W dniu 27 lipca 2015 r. B. K. przebywała w klinice (...) w Szpitalu (...) w Ł..
Pozwany ubezpieczyciel wypłacił B. K. świadczenia z polisy nr (...): w dniu 15 września 2015 r. - dwukrotnie w kwocie po 200 zł, w dniu 09 listopada 2015 r. - w kwocie 150 zł
B. K. zmarła w dniu 19 listopada 2015 r. W karcie zgonu jako pierwotną przyczynę śmierci wskazano nowotwór złośliwy jelita grubego.
W dacie tej śmierci jej dzieci uczyły się: R. K. (1) był studentem, R. K. (2) -uczniem.
W dniu 20 listopada 2015 r. powodowie zgłosili pozwanemu szkodę - śmierć osoby ubezpieczonej B. K. i wnieśli o wypłatę świadczeń z tego tytułu.
W toku postępowania likwidacyjnego ubezpieczyciel zlecił prywatną ekspertyzę grafologiczną, w oparciu o która stwierdził, że podpis na deklaracji przystąpienia do ubezpieczenia nie został złożony przez B. K..

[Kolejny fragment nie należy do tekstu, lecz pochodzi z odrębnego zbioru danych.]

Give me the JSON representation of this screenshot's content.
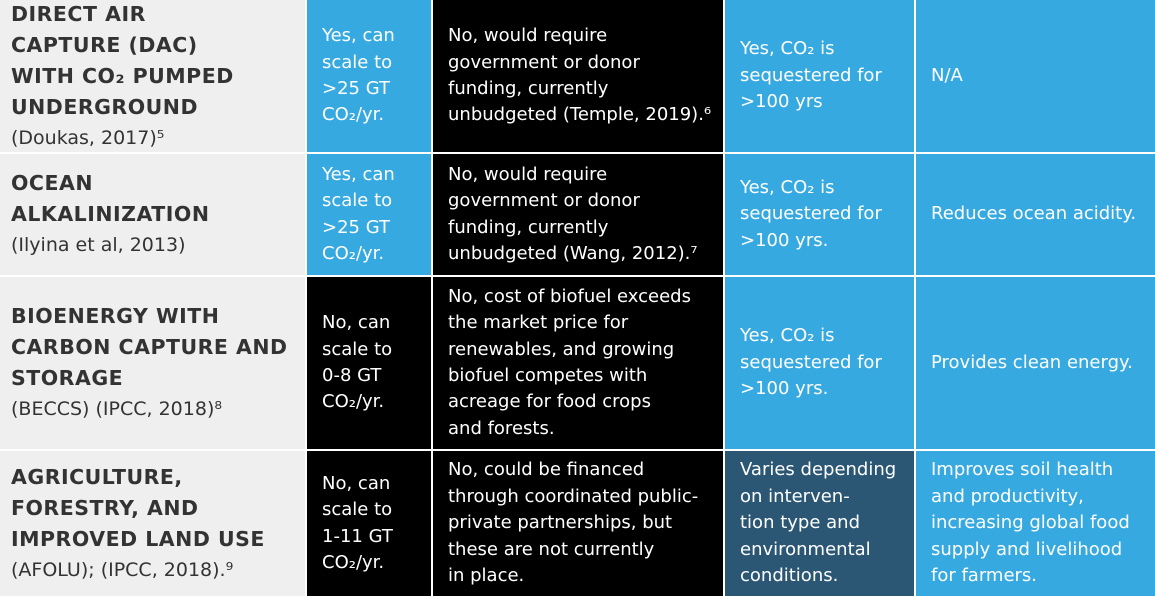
{
  "table": {
    "rows": [
      {
        "title": [
          "DIRECT AIR",
          "CAPTURE (DAC)",
          "WITH CO₂ PUMPED",
          "UNDERGROUND"
        ],
        "citation": "(Doukas, 2017)⁵",
        "cells": [
          {
            "color": "#36a9e1",
            "lines": [
              "Yes, can",
              "scale to",
              ">25 GT",
              "CO₂/yr."
            ]
          },
          {
            "color": "#000000",
            "lines": [
              "No, would require",
              "government or donor",
              "funding, currently",
              "unbudgeted (Temple, 2019).⁶"
            ]
          },
          {
            "color": "#36a9e1",
            "lines": [
              "Yes, CO₂ is",
              "sequestered for",
              ">100 yrs"
            ]
          },
          {
            "color": "#36a9e1",
            "lines": [
              "N/A"
            ]
          }
        ]
      },
      {
        "title": [
          "OCEAN",
          "ALKALINIZATION"
        ],
        "citation": "(Ilyina et al, 2013)",
        "cells": [
          {
            "color": "#36a9e1",
            "lines": [
              "Yes, can",
              "scale to",
              ">25 GT",
              "CO₂/yr."
            ]
          },
          {
            "color": "#000000",
            "lines": [
              "No, would require",
              "government or donor",
              "funding, currently",
              "unbudgeted (Wang, 2012).⁷"
            ]
          },
          {
            "color": "#36a9e1",
            "lines": [
              "Yes, CO₂ is",
              "sequestered for",
              ">100 yrs."
            ]
          },
          {
            "color": "#36a9e1",
            "lines": [
              "Reduces ocean acidity."
            ]
          }
        ]
      },
      {
        "title": [
          "BIOENERGY WITH",
          "CARBON CAPTURE AND",
          "STORAGE"
        ],
        "citation": "(BECCS) (IPCC, 2018)⁸",
        "cells": [
          {
            "color": "#000000",
            "lines": [
              "No, can",
              "scale to",
              "0-8 GT",
              "CO₂/yr."
            ]
          },
          {
            "color": "#000000",
            "lines": [
              "No, cost of biofuel exceeds",
              "the market price for",
              "renewables, and growing",
              "biofuel competes with",
              "acreage for food crops",
              "and forests."
            ]
          },
          {
            "color": "#36a9e1",
            "lines": [
              "Yes, CO₂ is",
              "sequestered for",
              ">100 yrs."
            ]
          },
          {
            "color": "#36a9e1",
            "lines": [
              "Provides clean energy."
            ]
          }
        ]
      },
      {
        "title": [
          "AGRICULTURE,",
          "FORESTRY, AND",
          "IMPROVED LAND USE"
        ],
        "citation": "(AFOLU); (IPCC, 2018).⁹",
        "cells": [
          {
            "color": "#000000",
            "lines": [
              "No, can",
              "scale to",
              "1-11 GT",
              "CO₂/yr."
            ]
          },
          {
            "color": "#000000",
            "lines": [
              "No, could be financed",
              "through coordinated public-",
              "private partnerships, but",
              "these are not currently",
              "in place."
            ]
          },
          {
            "color": "#2b5775",
            "lines": [
              "Varies depending",
              "on interven-",
              "tion type and",
              "environmental",
              "conditions."
            ]
          },
          {
            "color": "#36a9e1",
            "lines": [
              "Improves soil health",
              "and productivity,",
              "increasing global food",
              "supply and livelihood",
              "for farmers."
            ]
          }
        ]
      }
    ]
  }
}
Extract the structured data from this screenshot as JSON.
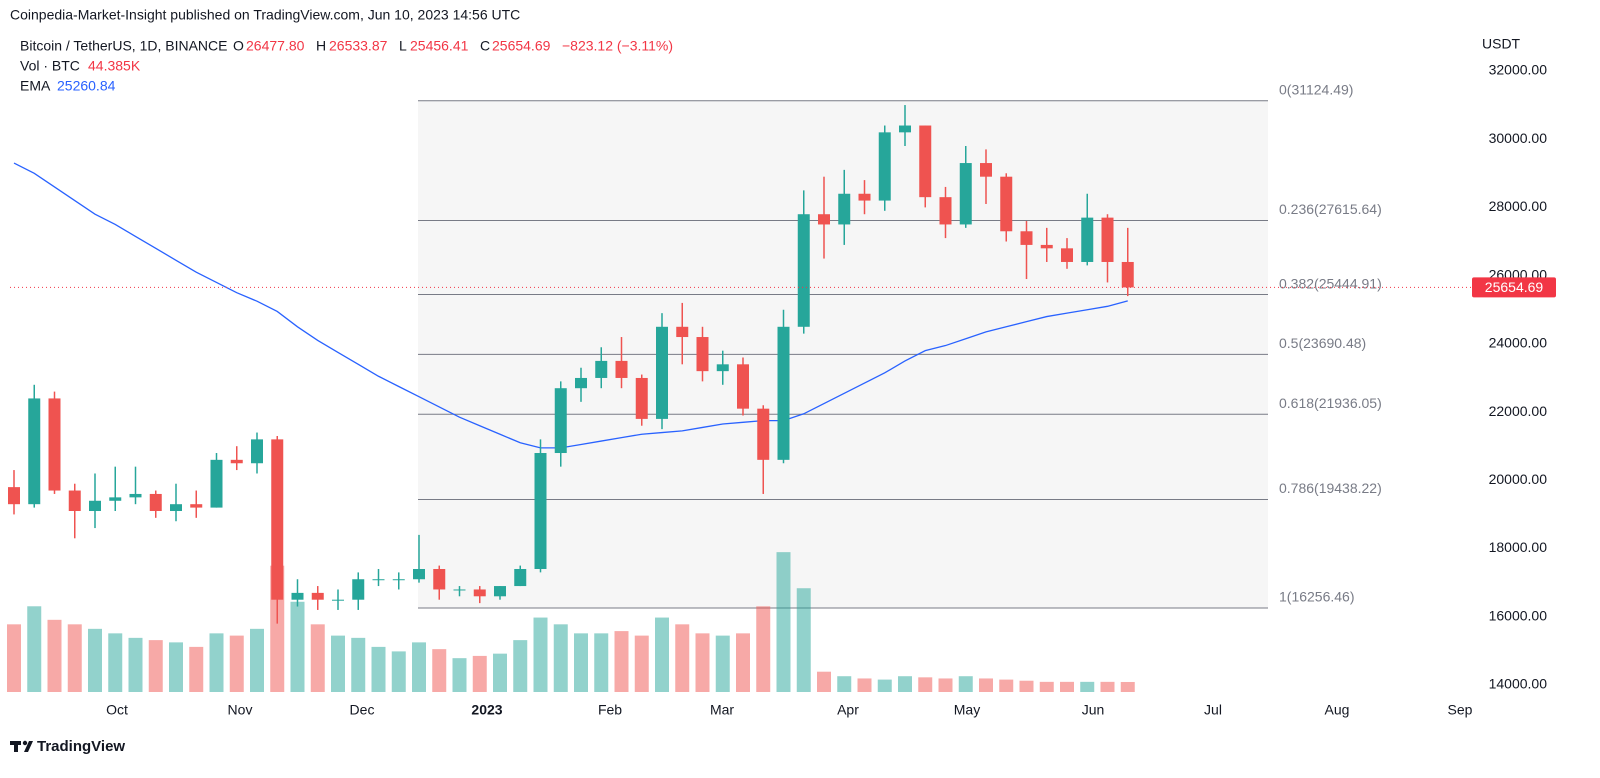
{
  "header": {
    "published": "Coinpedia-Market-Insight published on TradingView.com, Jun 10, 2023 14:56 UTC",
    "symbol": "Bitcoin / TetherUS, 1D, BINANCE",
    "o_key": "O",
    "o": "26477.80",
    "h_key": "H",
    "h": "26533.87",
    "l_key": "L",
    "l": "25456.41",
    "c_key": "C",
    "change": "−823.12 (−3.11%)",
    "vol_key": "Vol · BTC",
    "vol": "44.385K",
    "ema_key": "EMA",
    "ema": "25260.84",
    "currency": "USDT"
  },
  "footer": {
    "brand": "TradingView"
  },
  "chart_data": {
    "type": "candlestick",
    "up_color": "#26a69a",
    "down_color": "#ef5350",
    "open": [
      19800,
      19300,
      22400,
      19700,
      19100,
      19400,
      19500,
      19600,
      19100,
      19300,
      19200,
      20600,
      20500,
      21200,
      16500,
      16700,
      16500,
      16500,
      17100,
      17100,
      17100,
      17400,
      16800,
      16800,
      16600,
      16900,
      17400,
      20800,
      22700,
      23000,
      23500,
      23000,
      21800,
      24500,
      24200,
      23200,
      23400,
      22100,
      20600,
      24500,
      27800,
      27500,
      28400,
      28200,
      30200,
      30400,
      28300,
      27500,
      29300,
      28900,
      27300,
      26900,
      26800,
      26400,
      27700,
      26400
    ],
    "high": [
      20300,
      22800,
      22600,
      19900,
      20200,
      20400,
      20400,
      19700,
      19900,
      19700,
      20800,
      21000,
      21400,
      21300,
      17100,
      16900,
      16800,
      17300,
      17400,
      17300,
      18400,
      17500,
      16900,
      16900,
      16900,
      17500,
      21200,
      22900,
      23300,
      23900,
      24200,
      23100,
      24900,
      25200,
      24500,
      23800,
      23600,
      22200,
      25000,
      28500,
      28900,
      29100,
      28800,
      30400,
      31000,
      30400,
      28600,
      29800,
      29700,
      29000,
      27600,
      27400,
      27100,
      28400,
      27800,
      27400
    ],
    "low": [
      19000,
      19200,
      19600,
      18300,
      18600,
      19100,
      19300,
      18900,
      18800,
      18900,
      19200,
      20300,
      20200,
      15800,
      16300,
      16200,
      16200,
      16200,
      16900,
      16800,
      17000,
      16500,
      16600,
      16400,
      16500,
      16900,
      17300,
      20400,
      22300,
      22700,
      22700,
      21600,
      21500,
      23400,
      22900,
      22800,
      21900,
      19600,
      20500,
      24300,
      26500,
      26900,
      27800,
      27900,
      29800,
      28000,
      27100,
      27400,
      28100,
      27000,
      25900,
      26400,
      26200,
      26300,
      25800,
      25400
    ],
    "close": [
      19300,
      22400,
      19700,
      19100,
      19400,
      19500,
      19600,
      19100,
      19300,
      19200,
      20600,
      20500,
      21200,
      16500,
      16700,
      16500,
      16500,
      17100,
      17100,
      17100,
      17400,
      16800,
      16800,
      16600,
      16900,
      17400,
      20800,
      22700,
      23000,
      23500,
      23000,
      21800,
      24500,
      24200,
      23200,
      23400,
      22100,
      20600,
      24500,
      27800,
      27500,
      28400,
      28200,
      30200,
      30400,
      28300,
      27500,
      29300,
      28900,
      27300,
      26900,
      26800,
      26400,
      27700,
      26400,
      25654.69
    ],
    "volume": [
      300,
      380,
      320,
      300,
      280,
      260,
      240,
      230,
      220,
      200,
      260,
      250,
      280,
      560,
      400,
      300,
      250,
      240,
      200,
      180,
      220,
      190,
      150,
      160,
      170,
      230,
      330,
      300,
      260,
      260,
      270,
      250,
      330,
      300,
      260,
      250,
      260,
      380,
      620,
      460,
      90,
      70,
      60,
      55,
      70,
      65,
      60,
      70,
      60,
      55,
      50,
      45,
      45,
      45,
      45,
      44.385
    ],
    "volume_ylim": [
      0,
      1330
    ],
    "ema": {
      "name": "EMA",
      "color": "#2962ff",
      "values": [
        29300,
        29000,
        28600,
        28200,
        27800,
        27500,
        27150,
        26800,
        26450,
        26100,
        25800,
        25500,
        25250,
        24950,
        24500,
        24100,
        23750,
        23400,
        23050,
        22750,
        22450,
        22150,
        21850,
        21600,
        21350,
        21100,
        20950,
        20950,
        21050,
        21150,
        21250,
        21350,
        21400,
        21450,
        21550,
        21650,
        21700,
        21750,
        21750,
        21950,
        22250,
        22550,
        22850,
        23150,
        23500,
        23800,
        23950,
        24150,
        24350,
        24500,
        24650,
        24800,
        24900,
        25000,
        25100,
        25260.84
      ]
    },
    "last_price": {
      "value": 25654.69,
      "label": "25654.69"
    },
    "fib_levels": [
      {
        "value": 31124.49,
        "label": "0(31124.49)"
      },
      {
        "value": 27615.64,
        "label": "0.236(27615.64)"
      },
      {
        "value": 25444.91,
        "label": "0.382(25444.91)"
      },
      {
        "value": 23690.48,
        "label": "0.5(23690.48)"
      },
      {
        "value": 21936.05,
        "label": "0.618(21936.05)"
      },
      {
        "value": 19438.22,
        "label": "0.786(19438.22)"
      },
      {
        "value": 16256.46,
        "label": "1(16256.46)"
      }
    ],
    "ylim": [
      13560,
      33200
    ],
    "yticks": [
      {
        "value": 32000,
        "label": "32000.00"
      },
      {
        "value": 30000,
        "label": "30000.00"
      },
      {
        "value": 28000,
        "label": "28000.00"
      },
      {
        "value": 26000,
        "label": "26000.00"
      },
      {
        "value": 24000,
        "label": "24000.00"
      },
      {
        "value": 22000,
        "label": "22000.00"
      },
      {
        "value": 20000,
        "label": "20000.00"
      },
      {
        "value": 18000,
        "label": "18000.00"
      },
      {
        "value": 16000,
        "label": "16000.00"
      },
      {
        "value": 14000,
        "label": "14000.00"
      }
    ],
    "x_labels": [
      "Oct",
      "Nov",
      "Dec",
      "2023",
      "Feb",
      "Mar",
      "Apr",
      "May",
      "Jun",
      "Jul",
      "Aug",
      "Sep"
    ]
  }
}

Decyzjami z dnia 08 grudnia 2015 r. ubezpieczyciel odmówił R. K. (2) i R. K. (1) wypłaty świadczenia z tytułu osierocenia, wynikającego z dodatkowego grupowego ubezpieczenia na wypadek osierocenia dziecka. Powołał się na fakt, że ręczny podpis na deklaracji przystąpienia do ubezpieczenia nie został złożony przez ubezpieczoną B. K..

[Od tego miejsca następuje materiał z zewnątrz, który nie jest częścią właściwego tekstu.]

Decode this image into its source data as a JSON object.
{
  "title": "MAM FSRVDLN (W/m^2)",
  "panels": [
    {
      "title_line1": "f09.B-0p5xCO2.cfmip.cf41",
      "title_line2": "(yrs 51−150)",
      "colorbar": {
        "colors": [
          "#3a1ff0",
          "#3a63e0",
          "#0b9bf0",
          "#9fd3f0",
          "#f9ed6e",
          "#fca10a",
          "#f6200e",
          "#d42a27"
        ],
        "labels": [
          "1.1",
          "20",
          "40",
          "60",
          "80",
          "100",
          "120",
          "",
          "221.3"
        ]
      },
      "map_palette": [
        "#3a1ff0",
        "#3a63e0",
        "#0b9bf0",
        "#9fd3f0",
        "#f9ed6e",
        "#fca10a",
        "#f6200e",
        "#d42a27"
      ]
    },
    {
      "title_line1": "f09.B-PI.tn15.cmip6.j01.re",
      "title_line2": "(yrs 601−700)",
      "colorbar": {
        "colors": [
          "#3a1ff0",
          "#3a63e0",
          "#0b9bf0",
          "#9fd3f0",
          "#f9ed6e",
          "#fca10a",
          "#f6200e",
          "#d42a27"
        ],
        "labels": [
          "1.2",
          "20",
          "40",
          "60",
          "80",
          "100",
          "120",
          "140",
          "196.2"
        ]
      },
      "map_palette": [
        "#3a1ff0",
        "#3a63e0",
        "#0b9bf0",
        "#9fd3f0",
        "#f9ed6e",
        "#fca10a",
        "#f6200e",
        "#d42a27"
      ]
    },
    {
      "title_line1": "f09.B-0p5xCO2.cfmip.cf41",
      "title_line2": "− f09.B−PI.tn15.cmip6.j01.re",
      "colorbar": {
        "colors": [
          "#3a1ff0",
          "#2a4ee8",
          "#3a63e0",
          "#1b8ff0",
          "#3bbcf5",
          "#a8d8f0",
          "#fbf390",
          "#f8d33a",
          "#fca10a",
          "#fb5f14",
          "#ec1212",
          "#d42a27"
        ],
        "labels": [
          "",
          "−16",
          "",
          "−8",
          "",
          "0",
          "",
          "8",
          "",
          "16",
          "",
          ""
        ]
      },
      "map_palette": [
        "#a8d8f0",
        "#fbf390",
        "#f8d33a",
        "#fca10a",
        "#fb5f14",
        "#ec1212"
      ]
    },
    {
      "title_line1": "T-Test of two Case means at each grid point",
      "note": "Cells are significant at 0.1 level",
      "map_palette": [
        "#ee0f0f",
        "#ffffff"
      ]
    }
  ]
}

Decyzjami z dnia 08 grudnia 2015 r. ubezpieczyciel odmówił K. K., R. K. (2), R. K. (1) wypłaty świadczenia z tytułu śmierci ubezpieczonego, wynikającego z grupowego ubezpieczenia pracowniczego typu P (...). Powołał się na fakt, że ręczny podpis na deklaracji przystąpienia do ubezpieczenia nie został złożony przez ubezpieczoną B. K..
K. K. złożył reklamację od decyzji pozwanego dnia 29 grudnia 2015 r. W dniu 04 stycznia 2016 r. ubezpieczyciel podtrzymał stanowisko wyrażone w poprzednich decyzjach - z uwagi na brak pisemnej zgody B. K. na objęcie ochroną ubezpieczeniową.
Postępowanie prowadzone w sprawie podrobienia podpisu B. K. na deklaracji przystąpienia do ubezpieczenia pracowniczego w (...) na (...) S.A. zostało umorzone w dniu 27 lipca 2016 r. z powodu niewykrycia sprawcy.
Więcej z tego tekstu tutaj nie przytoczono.